Heart of Darkness


Read by Kristin LeMoine

(4 stars; 96 reviews)

Set in a time of oppressive colonisation, when large areas of the world were still unknown to Europe, and Africa was literally on maps and minds as a mysterious shadow, Heart of Darkness famously explores the rituals of civilisation and barbarism, and the frighteningly fine line between them.

We get the tale through a classic unreliable narrator, relating as Marlow, a ship’s captain, tells how he was sent by the Company to retrieve the wayward Kurtz, and was shaken to discover the true depths of darkness in that creature’s, and in his own, soul. Conrad based the work closely on his own terrible experience in the Congo.

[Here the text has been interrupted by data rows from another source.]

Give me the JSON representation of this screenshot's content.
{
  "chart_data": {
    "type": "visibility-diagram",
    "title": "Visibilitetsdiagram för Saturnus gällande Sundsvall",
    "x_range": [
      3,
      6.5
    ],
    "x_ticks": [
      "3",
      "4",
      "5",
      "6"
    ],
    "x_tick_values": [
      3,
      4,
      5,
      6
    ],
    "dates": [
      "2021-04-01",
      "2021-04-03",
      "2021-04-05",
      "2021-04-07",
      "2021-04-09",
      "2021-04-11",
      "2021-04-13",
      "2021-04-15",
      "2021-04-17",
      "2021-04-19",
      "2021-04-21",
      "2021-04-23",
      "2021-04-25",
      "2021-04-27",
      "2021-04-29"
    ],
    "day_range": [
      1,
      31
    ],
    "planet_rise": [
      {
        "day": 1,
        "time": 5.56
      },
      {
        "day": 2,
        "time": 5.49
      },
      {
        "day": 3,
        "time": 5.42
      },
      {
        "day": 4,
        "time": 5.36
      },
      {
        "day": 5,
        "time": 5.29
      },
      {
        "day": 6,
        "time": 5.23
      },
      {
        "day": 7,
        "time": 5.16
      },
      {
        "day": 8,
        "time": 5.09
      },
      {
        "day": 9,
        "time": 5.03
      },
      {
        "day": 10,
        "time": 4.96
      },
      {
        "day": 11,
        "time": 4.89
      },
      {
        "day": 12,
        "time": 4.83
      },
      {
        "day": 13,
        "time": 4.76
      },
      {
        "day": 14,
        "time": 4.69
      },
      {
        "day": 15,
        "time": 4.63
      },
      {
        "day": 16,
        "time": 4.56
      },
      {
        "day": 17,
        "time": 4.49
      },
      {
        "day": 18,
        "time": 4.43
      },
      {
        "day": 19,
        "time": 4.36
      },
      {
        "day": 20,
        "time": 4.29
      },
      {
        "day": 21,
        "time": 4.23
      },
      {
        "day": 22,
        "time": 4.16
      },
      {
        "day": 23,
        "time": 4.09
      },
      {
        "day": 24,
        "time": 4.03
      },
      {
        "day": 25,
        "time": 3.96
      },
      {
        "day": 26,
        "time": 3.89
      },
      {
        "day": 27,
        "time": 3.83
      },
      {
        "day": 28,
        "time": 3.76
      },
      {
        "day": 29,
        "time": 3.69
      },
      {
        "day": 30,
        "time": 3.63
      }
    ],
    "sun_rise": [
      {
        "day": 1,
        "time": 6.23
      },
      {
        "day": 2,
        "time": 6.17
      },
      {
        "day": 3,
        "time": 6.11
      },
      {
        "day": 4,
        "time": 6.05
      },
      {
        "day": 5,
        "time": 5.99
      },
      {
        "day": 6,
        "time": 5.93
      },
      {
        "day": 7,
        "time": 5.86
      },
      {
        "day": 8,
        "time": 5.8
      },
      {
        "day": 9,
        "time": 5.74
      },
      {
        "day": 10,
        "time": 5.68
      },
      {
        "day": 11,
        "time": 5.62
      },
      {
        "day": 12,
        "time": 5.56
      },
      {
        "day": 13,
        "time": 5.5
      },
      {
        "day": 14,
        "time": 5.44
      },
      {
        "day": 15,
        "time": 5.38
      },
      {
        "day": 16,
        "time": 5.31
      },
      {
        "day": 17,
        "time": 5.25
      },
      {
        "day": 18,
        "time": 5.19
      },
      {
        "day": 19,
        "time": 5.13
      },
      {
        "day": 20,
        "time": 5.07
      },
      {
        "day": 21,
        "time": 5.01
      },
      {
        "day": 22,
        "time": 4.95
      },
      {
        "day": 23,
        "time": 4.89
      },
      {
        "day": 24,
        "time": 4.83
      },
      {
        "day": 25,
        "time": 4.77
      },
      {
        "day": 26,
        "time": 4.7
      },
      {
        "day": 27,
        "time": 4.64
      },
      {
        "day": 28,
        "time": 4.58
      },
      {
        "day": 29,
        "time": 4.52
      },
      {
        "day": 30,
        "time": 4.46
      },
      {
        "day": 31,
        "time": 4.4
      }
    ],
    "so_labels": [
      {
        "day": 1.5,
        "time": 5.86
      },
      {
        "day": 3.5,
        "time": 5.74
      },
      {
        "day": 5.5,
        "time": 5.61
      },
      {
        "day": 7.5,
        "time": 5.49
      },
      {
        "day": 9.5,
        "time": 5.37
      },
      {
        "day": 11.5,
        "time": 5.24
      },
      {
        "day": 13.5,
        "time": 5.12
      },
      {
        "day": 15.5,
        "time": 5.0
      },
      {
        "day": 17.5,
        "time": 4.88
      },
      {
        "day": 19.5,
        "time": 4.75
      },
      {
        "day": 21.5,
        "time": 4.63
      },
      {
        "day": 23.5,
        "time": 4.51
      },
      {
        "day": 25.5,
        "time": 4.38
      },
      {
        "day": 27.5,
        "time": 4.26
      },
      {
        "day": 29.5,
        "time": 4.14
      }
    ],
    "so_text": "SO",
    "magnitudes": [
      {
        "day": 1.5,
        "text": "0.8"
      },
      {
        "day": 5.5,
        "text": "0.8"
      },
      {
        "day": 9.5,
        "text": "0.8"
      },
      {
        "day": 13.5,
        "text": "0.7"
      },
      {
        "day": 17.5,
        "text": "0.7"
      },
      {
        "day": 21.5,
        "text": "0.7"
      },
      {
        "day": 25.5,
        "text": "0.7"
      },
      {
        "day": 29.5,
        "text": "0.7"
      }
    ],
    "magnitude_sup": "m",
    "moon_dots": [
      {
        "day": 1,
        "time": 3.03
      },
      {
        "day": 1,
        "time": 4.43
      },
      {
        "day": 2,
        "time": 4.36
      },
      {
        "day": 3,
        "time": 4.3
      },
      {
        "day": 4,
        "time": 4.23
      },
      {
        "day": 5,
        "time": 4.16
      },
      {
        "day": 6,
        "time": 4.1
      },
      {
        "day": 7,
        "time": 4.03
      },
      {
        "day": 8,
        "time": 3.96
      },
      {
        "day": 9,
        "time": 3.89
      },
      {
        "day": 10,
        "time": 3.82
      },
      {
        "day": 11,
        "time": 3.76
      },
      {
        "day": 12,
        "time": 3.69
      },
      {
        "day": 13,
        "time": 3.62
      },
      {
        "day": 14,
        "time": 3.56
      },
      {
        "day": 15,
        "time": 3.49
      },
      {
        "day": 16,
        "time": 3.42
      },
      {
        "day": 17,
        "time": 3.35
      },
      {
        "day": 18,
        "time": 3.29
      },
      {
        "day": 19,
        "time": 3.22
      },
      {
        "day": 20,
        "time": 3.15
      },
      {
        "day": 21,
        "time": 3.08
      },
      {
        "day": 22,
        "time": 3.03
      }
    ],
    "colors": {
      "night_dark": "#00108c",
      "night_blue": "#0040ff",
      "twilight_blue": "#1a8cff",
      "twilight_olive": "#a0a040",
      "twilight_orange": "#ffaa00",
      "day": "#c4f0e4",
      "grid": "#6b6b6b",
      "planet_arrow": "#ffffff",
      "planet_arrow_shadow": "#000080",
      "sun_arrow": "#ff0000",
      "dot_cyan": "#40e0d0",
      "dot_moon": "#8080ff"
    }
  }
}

This work has been reinterpreted and adapted into many modern forms, the most well known being the film Apocalypse Now.
(Summary written by Marlo Dianne) (4 hr 10 min)

Chapters

Chapter 1 Part 1 44:10 Read by Kristin LeMoine
Chapter 1 Part 2 47:34 Read by Kristin LeMoine
Chapter 2 Part 1 36:53 Read by Kristin LeMoine
Chapter 2 Part 2 42:35 Read by Kristin LeMoine
Chapter 3 Part 1 30:21 Read by Kristin LeMoine
Chapter 3 Part 2 48:39 Read by Kristin LeMoine

Reviews

Superb


(5 stars)

Conrad story is provocative and, at times, suspenseful. Yet it's subtle morals may be the most necessary components of the novel. With these considerations I highly praise this reader for her accurate portrayal in tone, inflection, rhyme and pace. Listen to this story by this reader. In regards to the poor rating by some reviewers, a few things. This is a volunteer reader you're listening to, show some appreciation for her taking her own time. The complaints made are for minor issues that can be minimized by simply not listening to it so loud. (I personally was in part 3 before I noticed.) Lastly, please take in the consideration of the average person liking fur a free audio book when reviewing, otherwise this reviewer system is inaccurate and useless as a tool.

Wonderful Reading!


(5 stars)

I very much enjoyed Kristin Luoma's reading of this classic Conrad novella. Her palpable enjoyment of the narration was evident in many passages.

Free Audio, Review


(2 stars)

This story has become a classic and everyone must have heard the phrase "the horror" which appears to have started in this story. We have a story that is not quite an adventure and not quite a travelogue. It falls somewhere in between. Oddly we have savages attacking the "white men" on a river boat but yet it never quite reaches the level of excitement that constitutes adventure. What we have a story that starts as a journey through the jungle and then becomes some odd kind of relationship story between the main protagonist and the mystery character "Kurts". I have to say that I picked up this story because of its "classic" branding, yet I dont really feel it lived up to that title. The story was fairly bland, the "relationship" was never really developed and appeared to rest on assumptions I could not fathom. Sadly disapointed. Reading 2/3 Production 2/3 Story 1/3 Read more of my reviews at http://freeaudioreview.blogspot.com/

How are we different?


(5 stars)

Conrad skillfully exposes the effects of 'advancing civilization' by raising the question of what the colonials are doing vs what they tell themselves they are doing. The question is addressed throughout, beginning in Belgium and is carried into the voyage (ship bombarding unseen enemy on the African coast). Again it is raised in the presence of the miners at the mouth of the river, and then on upstream. The book ends with a restatement of the delusion at home. What is civilization? What is barbarism? Compare the ghostly miners with the heads on the pikes. Are we different at heart? There is much more in the book, but it is hardly as trivial as reviewed below. Kristin Luoma is one great reader

Last One


(2 stars)

In college I had to read LORD JIM, a masterpiece said my instructor. I found it to be a somewhat interesting story related in a very strange, incohesive fashion. Sometimes, an author or a painter is elevated to greatness by critics and so-called experts for reasons that escape most of us (Picasso, for istance). Conrad is another of these. I have recently read four of his works, none of which showed any improvement over LORD JIM. The two stars are for the reader. If anyone wants to read a Conrad work, this is the one to read--it is the shortest!

a necessary evil


(3.5 stars)

I had to read this book for school, but I had trouble with my pace so I started listening to it. It's much easier to listen to; however, the verbage is still quite harsh to the ear. The story in and of itself is valuable, timeless, and insightful.

Worthwhile


(4 stars)

A very worthwhile audio interpretation of a work that is itself beyond praise. Ms. Luoma's reading is well paced, expressive, and true to the text. Listening to the work reveals nuances that may have escaped you when you read this one for Freshman Lit. Highly recommended.

The Heart Of Darkness


(1 stars)

A great story poorly read. I read this book many years ago and loved it. I was quite disappointed in this reading. The young lady did her best but sadly her best was not good enough.